Now, I realize a data-first worldview makes some marketing useless at best and creepy at worst, and this kind of tracking also seems to spell disaster for geopolitics as recent NSA revelations have shown.
But tracking, aggregating choices, and serving up suggestions is also what makes services like Last.FM and Pandora (sadly, still not available in Canada) so helpful. So how does it work? Or, more importantly, how does it work when it works well?
There’s a memorable scene in the movie, Minority Report, when Tom Cruise is striding through a department store and the video ads around him are literally saying his name and making personalized suggestions of things he should buy. That distracting sound in the background is the ecstatic groan of every marketer watching the movie and seeing the possibilities of advertising’s future. Ooooh, it’s so targeted…
The logic of suggestions — totally based on linear data collected and compared in keyword pools — is pure science; yet, it somehow can create a lateral / emotional leap in the mind of the user. You discover stuff you otherwise wouldn’t have, or are reminded of forgotten things only tangentially related to your initial search. It’s all based on algorithms, yet there’s discovery and nostalgia. That’s math I can get into.

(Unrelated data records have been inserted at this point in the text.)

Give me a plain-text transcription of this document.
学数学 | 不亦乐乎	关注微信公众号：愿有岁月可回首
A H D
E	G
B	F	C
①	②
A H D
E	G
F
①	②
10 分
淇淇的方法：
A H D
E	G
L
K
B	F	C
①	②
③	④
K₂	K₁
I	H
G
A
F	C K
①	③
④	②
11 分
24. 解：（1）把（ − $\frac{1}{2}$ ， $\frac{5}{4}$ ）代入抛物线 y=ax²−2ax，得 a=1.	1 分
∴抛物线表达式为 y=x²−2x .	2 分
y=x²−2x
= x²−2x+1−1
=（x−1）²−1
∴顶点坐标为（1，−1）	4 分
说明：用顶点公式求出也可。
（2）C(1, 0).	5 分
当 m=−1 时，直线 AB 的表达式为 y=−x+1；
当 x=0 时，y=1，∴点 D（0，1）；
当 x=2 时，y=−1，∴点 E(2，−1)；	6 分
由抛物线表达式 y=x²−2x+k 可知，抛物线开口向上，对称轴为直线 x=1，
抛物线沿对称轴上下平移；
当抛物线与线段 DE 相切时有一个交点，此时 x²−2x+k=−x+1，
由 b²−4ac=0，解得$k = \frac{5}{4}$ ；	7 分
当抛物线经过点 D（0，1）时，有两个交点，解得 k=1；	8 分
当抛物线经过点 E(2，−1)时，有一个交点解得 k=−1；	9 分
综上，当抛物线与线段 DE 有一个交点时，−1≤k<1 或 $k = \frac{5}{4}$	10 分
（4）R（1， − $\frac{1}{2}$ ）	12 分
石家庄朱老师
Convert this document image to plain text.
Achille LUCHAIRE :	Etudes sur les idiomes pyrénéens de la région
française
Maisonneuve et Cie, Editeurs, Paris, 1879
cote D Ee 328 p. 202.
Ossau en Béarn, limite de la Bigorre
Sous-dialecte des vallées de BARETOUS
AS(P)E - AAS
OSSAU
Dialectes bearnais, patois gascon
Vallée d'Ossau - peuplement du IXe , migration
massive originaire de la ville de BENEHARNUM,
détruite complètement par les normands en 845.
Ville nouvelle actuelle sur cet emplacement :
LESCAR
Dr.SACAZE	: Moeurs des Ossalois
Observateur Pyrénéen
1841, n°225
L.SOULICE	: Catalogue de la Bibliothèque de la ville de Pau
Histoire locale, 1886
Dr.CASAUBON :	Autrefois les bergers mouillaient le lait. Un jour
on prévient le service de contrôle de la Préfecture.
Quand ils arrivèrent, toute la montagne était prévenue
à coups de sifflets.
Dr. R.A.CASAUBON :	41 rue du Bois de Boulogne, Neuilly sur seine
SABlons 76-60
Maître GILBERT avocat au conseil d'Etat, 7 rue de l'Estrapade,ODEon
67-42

Enter Netflix, who have a seemingly endless variety of descriptors for the movies they serve up. Like a specific type of Sci-Fi, based on a particular feel, related only to real-life events from a particular decade? Netflix probably has some suggestions for you.
An interesting article in the Atlantic explores the actual data that Netflix uses, and draws it to its most logical / illogical suggestion serve-up via a Genre Generator. It’s a long read (by web standards), but it’s fascinating.
Not only is it interesting to understand why Netflix offers you the suggestions it does, the essay is also a useful examination of how multiple micro-genres really can produce an individual experience, if properly groomed.
This justification of data-collection-in-order-to-give-you-what-you-really-want is obviously the kevlar vest of so many groups with questionable intentions, from governments to social media empires to ad agencies. However, Netflix is perhaps a perfect example of a content company that has tracked their own content so well they can offer genuinely helpful suggestions to customers.
This is, of course, the promise of Big Data marketing — so often defended, so frequently used, so rarely achieved with any degree of success for consumers — the personalized, customized experience for each user. But it usually falls down when it reaches the audiences’ real life.
Interested in an efficient future of glowing possibilities and custom-tailored options for all of your whims?
Netflix suggests you might like Minority Report.